The Dollar Supply Dilemma: The Global Credit Monetary System and the U.S. Debt Dilemma
As the U.S. dollar is an international currency, the credit of the U.S. government is the endorsement of the currency, and U.S. treasury bonds have become the cornerstone of credit similar to gold. As of now, the total national debt of the United States has reached 31.4 trillion US dollars, which is equivalent to more than twice the value of all gold. By the end of 2022, the ratio of US national debt to GDP has exceeded 120%. Starting from the Federal Reserve’s interest rate hike in 2022, the average interest rate on national debt has risen by about 1pct, and the additional US$300 billion in interest payments is equivalent to more than 20% of the annual deficit, which will put significant pressure on the finances. Spending cuts have been one of the central issues in negotiations over the debt ceiling.
Dollar demand weakens: Foreign countries reduce holdings of U.S. debt in the second half of globalization
From a global macro perspective, globalization has created a demand for the US dollar as an international currency. The apex of globalization occurred in 2008, when global trade accounted for 61% of global GDP. The stagnation of globalization is the background of the current “de-dollarization”. More than $7 trillion in U.S. national debt is held by overseas investors. Since the outbreak of the Russia-Ukraine conflict, the recent year-on-year decline in foreign holdings of U.S. debt has not occurred in the past 10 years. Foreign countries have reduced their holdings of U.S. treasury bonds by a total of 360 billion U.S. dollars, of which the official reduction is 423.3 billion U.S. dollars, and private holdings are increased. $63.3 billion.

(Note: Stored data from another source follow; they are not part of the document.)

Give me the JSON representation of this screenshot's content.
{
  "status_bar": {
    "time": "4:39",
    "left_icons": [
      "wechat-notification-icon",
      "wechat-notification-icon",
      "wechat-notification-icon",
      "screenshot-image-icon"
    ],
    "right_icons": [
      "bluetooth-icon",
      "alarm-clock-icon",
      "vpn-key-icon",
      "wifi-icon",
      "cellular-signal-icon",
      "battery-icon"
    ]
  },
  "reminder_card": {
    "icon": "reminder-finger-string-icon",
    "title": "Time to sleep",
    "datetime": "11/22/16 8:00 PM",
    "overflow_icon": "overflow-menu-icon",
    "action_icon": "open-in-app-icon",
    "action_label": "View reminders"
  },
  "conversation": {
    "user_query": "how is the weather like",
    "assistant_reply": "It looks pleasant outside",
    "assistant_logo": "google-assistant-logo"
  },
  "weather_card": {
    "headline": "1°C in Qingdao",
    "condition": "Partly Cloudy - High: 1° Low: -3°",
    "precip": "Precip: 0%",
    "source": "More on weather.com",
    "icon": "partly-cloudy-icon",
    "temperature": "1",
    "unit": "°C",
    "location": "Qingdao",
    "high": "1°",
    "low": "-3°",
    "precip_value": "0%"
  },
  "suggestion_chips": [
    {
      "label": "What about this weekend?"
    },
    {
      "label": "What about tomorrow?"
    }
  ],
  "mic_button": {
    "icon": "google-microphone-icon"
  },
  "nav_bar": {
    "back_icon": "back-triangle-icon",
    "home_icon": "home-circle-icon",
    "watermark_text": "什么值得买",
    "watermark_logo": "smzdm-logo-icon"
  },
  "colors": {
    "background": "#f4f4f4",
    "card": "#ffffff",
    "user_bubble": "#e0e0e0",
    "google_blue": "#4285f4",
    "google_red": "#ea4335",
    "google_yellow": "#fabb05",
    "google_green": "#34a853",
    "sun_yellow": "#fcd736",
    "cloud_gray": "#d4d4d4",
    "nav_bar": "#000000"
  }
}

The scarcity and natural hedging properties of gold make the value of gold may usher in a revaluation
Gold is scarce, and mining costs continue to rise. In 2022, the global average total maintenance cost will exceed US$1,250 per ounce. According to the World Gold Council, the supply and demand of gold are in a tight balance. On average, the annual supply in 2013-2022 is only 340 tons more than the demand, which is close to 8% of the total demand. Gold has natural currency attributes and is a natural safe-haven asset. Gold remains an important reserve asset for central banks around the world. Since the Russia-Ukraine conflict, the country with the largest increase in gold reserves is Turkey, followed by China. The total increase in the top 10 countries exceeds 430 tons. As global geopolitical risks rise, it is a favorable factor for gold, and the value of gold may usher in a revaluation.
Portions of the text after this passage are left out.